23 July 2020•
~ 3 minutes
In mid 2019 I fell pregnant with my second daughter. During this pregnancy it was discovered I had an ovarian cyst that was growing in size with the baby (it grew so large it was similar to carrying twins!). It had a 1-2% chance of being malignant but all medical advice was leaning towards something benign and nothing to worry about.
At week 35 it ruptured and leaked leading to a hospital trip and pain more severe then child birth! Due to this it was decided I would have a booked caesarean at week 39 to deliver our daughter and remove the cyst. All going to plan I could be awake for the birth. Week 39 arrived and we headed into hospital to meet our baby girl. The caesarean went to plan and I was able to be awake for the birth of our daughter, Amia, who was born healthy and strong.
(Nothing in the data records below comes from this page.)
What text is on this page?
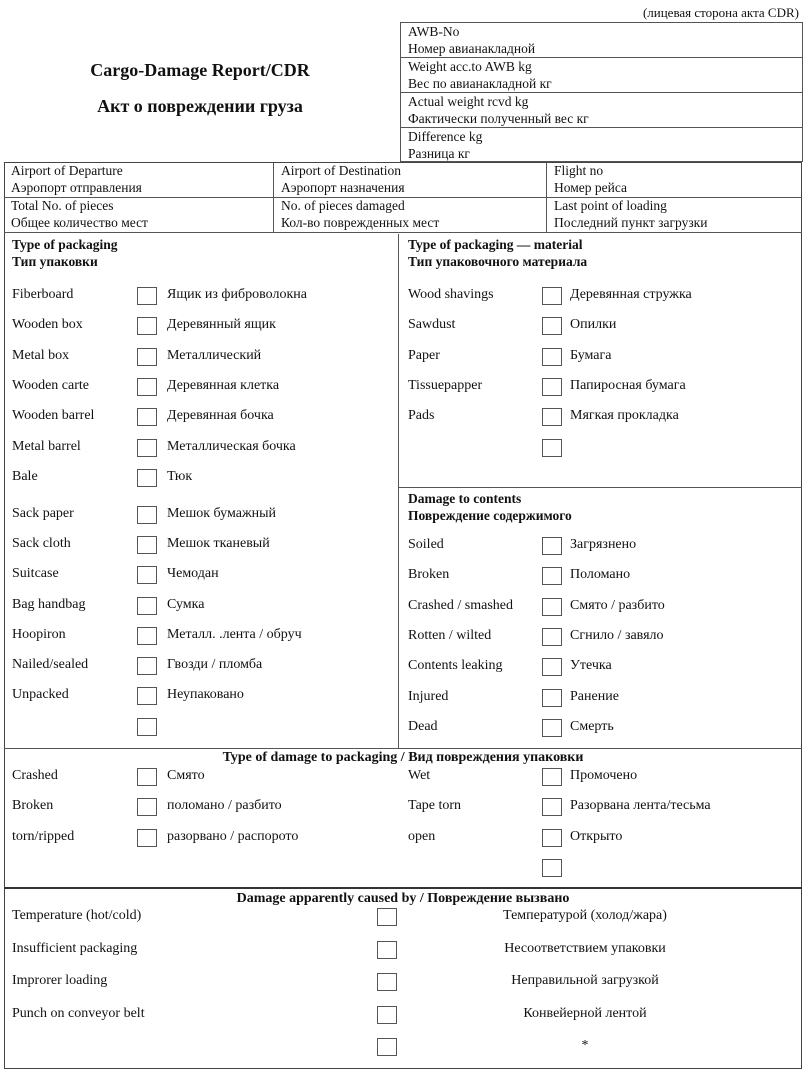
(лицевая сторона акта CDR)
Cargo-Damage Report/CDR
Акт о повреждении груза
AWB-No
Номер авианакладной
Weight acc.to AWB kg
Вес по авианакладной кг
Actual weight rcvd kg
Фактически полученный вес кг
Difference kg
Разница кг
Airport of Departure
Аэропорт отправления
Airport of Destination
Аэропорт назначения
Flight no
Номер рейса
Total No. of pieces
Общее количество мест
No. of pieces damaged
Кол-во поврежденных мест
Last point of loading
Последний пункт загрузки
Type of packaging
Тип упаковки
Type of packaging — material
Тип упаковочного материала
Damage to contents
Повреждение содержимого
Fiberboard	Ящик из фиброволокна
Wooden box	Деревянный ящик
Metal box	Металлический
Wooden carte	Деревянная клетка
Wooden barrel	Деревянная бочка
Metal barrel	Металлическая бочка
Bale	Тюк
Sack paper	Мешок бумажный
Sack cloth	Мешок тканевый
Suitcase	Чемодан
Bag handbag	Сумка
Hoopiron	Металл. .лента / обруч
Nailed/sealed	Гвозди / пломба
Unpacked	Неупаковано
Wood shavings	Деревянная стружка
Sawdust	Опилки
Paper	Бумага
Tissuepapper	Папиросная бумага
Pads	Мягкая прокладка
Soiled	Загрязнено
Broken	Поломано
Crashed / smashed	Смято / разбито
Rotten / wilted	Сгнило / завяло
Contents leaking	Утечка
Injured	Ранение
Dead	Смерть
Type of damage to packaging / Вид повреждения упаковки
Crashed	Смято
Broken	поломано / разбито
torn/ripped	разорвано / распорото
Wet	Промочено
Tape torn	Разорвана лента/тесьма
open	Открыто
Damage apparently caused by / Повреждение вызвано
Temperature (hot/cold)	Температурой (холод/жара)
Insufficient packaging	Несоответствием упаковки
Improrer loading	Неправильной загрузкой
Punch on conveyor belt	Конвейерной лентой
*
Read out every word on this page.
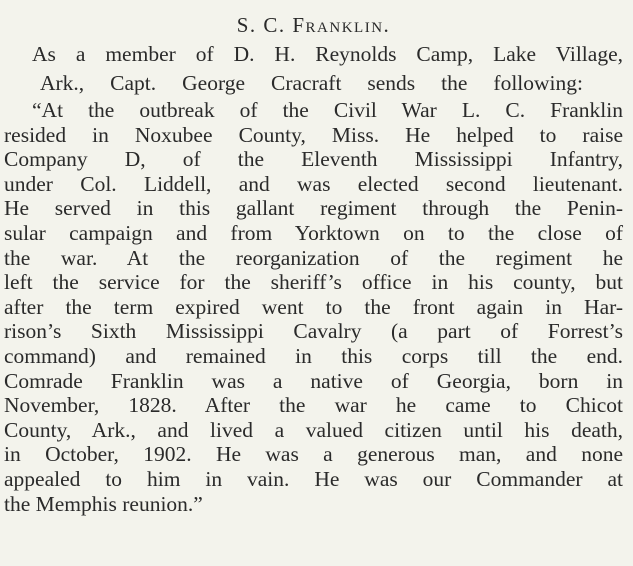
S. C. Franklin.
As a member of D. H. Reynolds Camp, Lake Village,
Ark., Capt. George Cracraft sends the following:
“At the outbreak of the Civil War L. C. Franklin
resided in Noxubee County, Miss. He helped to raise
Company D, of the Eleventh Mississippi Infantry,
under Col. Liddell, and was elected second lieutenant.
He served in this gallant regiment through the Penin-
sular campaign and from Yorktown on to the close of
the war. At the reorganization of the regiment he
left the service for the sheriff’s office in his county, but
after the term expired went to the front again in Har-
rison’s Sixth Mississippi Cavalry (a part of Forrest’s
command) and remained in this corps till the end.
Comrade Franklin was a native of Georgia, born in
November, 1828. After the war he came to Chicot
County, Ark., and lived a valued citizen until his death,
in October, 1902. He was a generous man, and none
appealed to him in vain. He was our Commander at
the Memphis reunion.”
The doctors also managed to remove the cyst and only take my ovary and it was sent off to be biopsied. I honestly didn’t think another thing about it, focusing on life with a newborn and a toddler.
Unfortunately, two weeks later I received a call from the hospital asking me to come in the next day for an urgent appointment. That appointment changed everything and I was told the cyst was ovarian cancer - luckily caught early at Stage 1. I had some urgent tests booked for the next day to see if the cancer had spread anywhere else and needed to madly start pumping milk for Amia as the tests would be radioactive and render me unable to breastfeed or hold her for 6-8hours (something I found almost more distressing then the diagnosis).
With the support of our family i managed to pump enough milk and Amia was cared for while I did the tests and I was then referred to Royal Brisbane for surgery. Thankfully the tests showed no signs of cancer anywhere else and after an initial meeting with RBH I opted for a full hysterectomy surgery and further testing when Amia was 7 weeks old.
The further testing carried out indicated i also required chemo and this commenced in April 2020. Six cycles every 3 weeks. So far I’m up to cycle 4 - with my final treatment due mid July!
During this time the support from cancer services from the hospital, Ovarian Cancer Australia and our local cancer service Bloomhill has been phenomenal and overwhelming from financial support through to emotional and physical support.
As ovarian cancer is known as the silent cancer with so many cases not detected until late stage due to the ‘vague’ and ‘all too common’ symptoms it’s imperative we spend more time and money researching and supporting Ovarian Cancer Australia to support those diagnosed and find an early detection test!’